9
votes

I need to get more understanding about SSO on a web app against Active Directory.

For simply ask the user the login to authenticate on AD, I know that I can use some libraries like Zend_Ldap, adLdap and so on. But in this case, the user still need to type the login twice. For example: Authenticate against Active Directory/ISA from php

Afaik, to use SSO for transparent login, I need to implement an extra apache module. For example: How can I implement single sign-on (SSO) using Microsoft AD for an internal PHP app?

Authenticate against ldap using PHP, active directory, while using IE/Firefox

First I need to know which apache module I need to use and why. In this article for example there are three: mod_ntlm, mod_auth_kerb and Apache2:AuthenNTLM. And the thosed one was Apache2:AuthenNTLM

In the question described above the accepted answer was for mod_auth_sspi.

When talking about Active Directory I've got this answer, which describes active directory as an implementation of ldap + kerberos + "a few other miscellaneous bits and pieces".
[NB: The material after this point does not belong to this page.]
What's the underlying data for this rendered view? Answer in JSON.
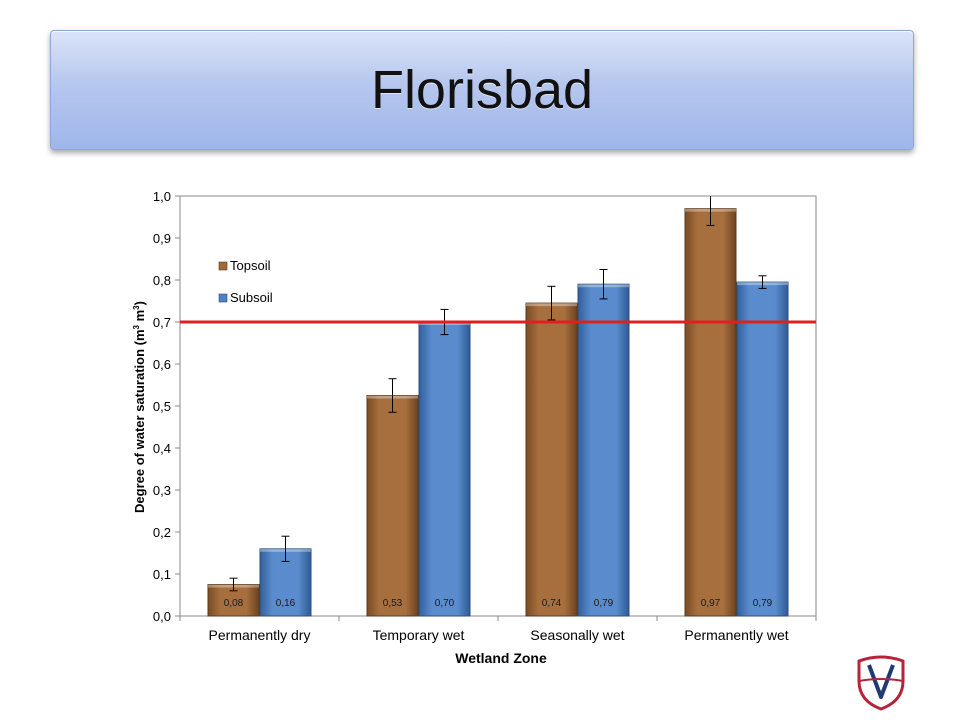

I'm very confused about all these names, since I've nerver worked with it. Can someone clarify it to me? (ldap, kerberos, ntlm, sspi etc)

Finally, can someone point me to how the app recognize the authenticated user (from AD). Is it just by the username passed with somethink like $_SERVER['REMOTE_USER']? Any password is sent? How does the browser send this extra headers? Is there any local configuration that need to be done in each workstation?

2
This question is almost identical to stackoverflow.com/questions/1003751/…Simon East

2 Answers

16
votes

Authentication is a confusing mess. Here is some background.

  • LDAP: LDAP is a protocol for communicating user directory information. It can also handle authentication, but it is not seamless (SSO).

  • NTLM: NTLM is Microsoft's SSO built into IE, ActiveDirectory and IIS. The original version of NTLM is very insecure so NTLMv2 was implemented to fix the security issues in NTLM. The original NTLM is disabled by default in Windows Vista and later.

  • Kerberos: Kerberos is an open standard that is very secure and is designed to offer seamless (SSO) Authentication. ActiveDirectory supports a version of Kerberos.

As far as the Apache modules that can be used to implement these protocols, you included a pretty good list of them.

  • mod_ntlm: This is an Apache module that runs on Linux and supports the original NTLM (not NTLMv2).

  • mod_auth_kerb: This is an Apache module that implements Kerberos.

  • mod_auth_sspi: This is an Apache module for Windows that supports the original NTLM (not NTLMv2).

  • Apache2:AuthenNTLM: This is a Perl module that handles NTLM. I don't know if it supports NTLM and NTLMv2.

  • mod_auth_ntlm_winbind: This is an Apache module that interfaces with Samba's authentication.

1
votes

Single-Sign-On and Shared-Authentication are related, but different, concepts. I think you may be confusing them. If you want true SSO, look in to CAS.

LDAP and AD are protocols for storing users and organisation data. They are not useful for doing the actual authentication over web, but you can use them behind an SSO (Such as CAS), as the "database".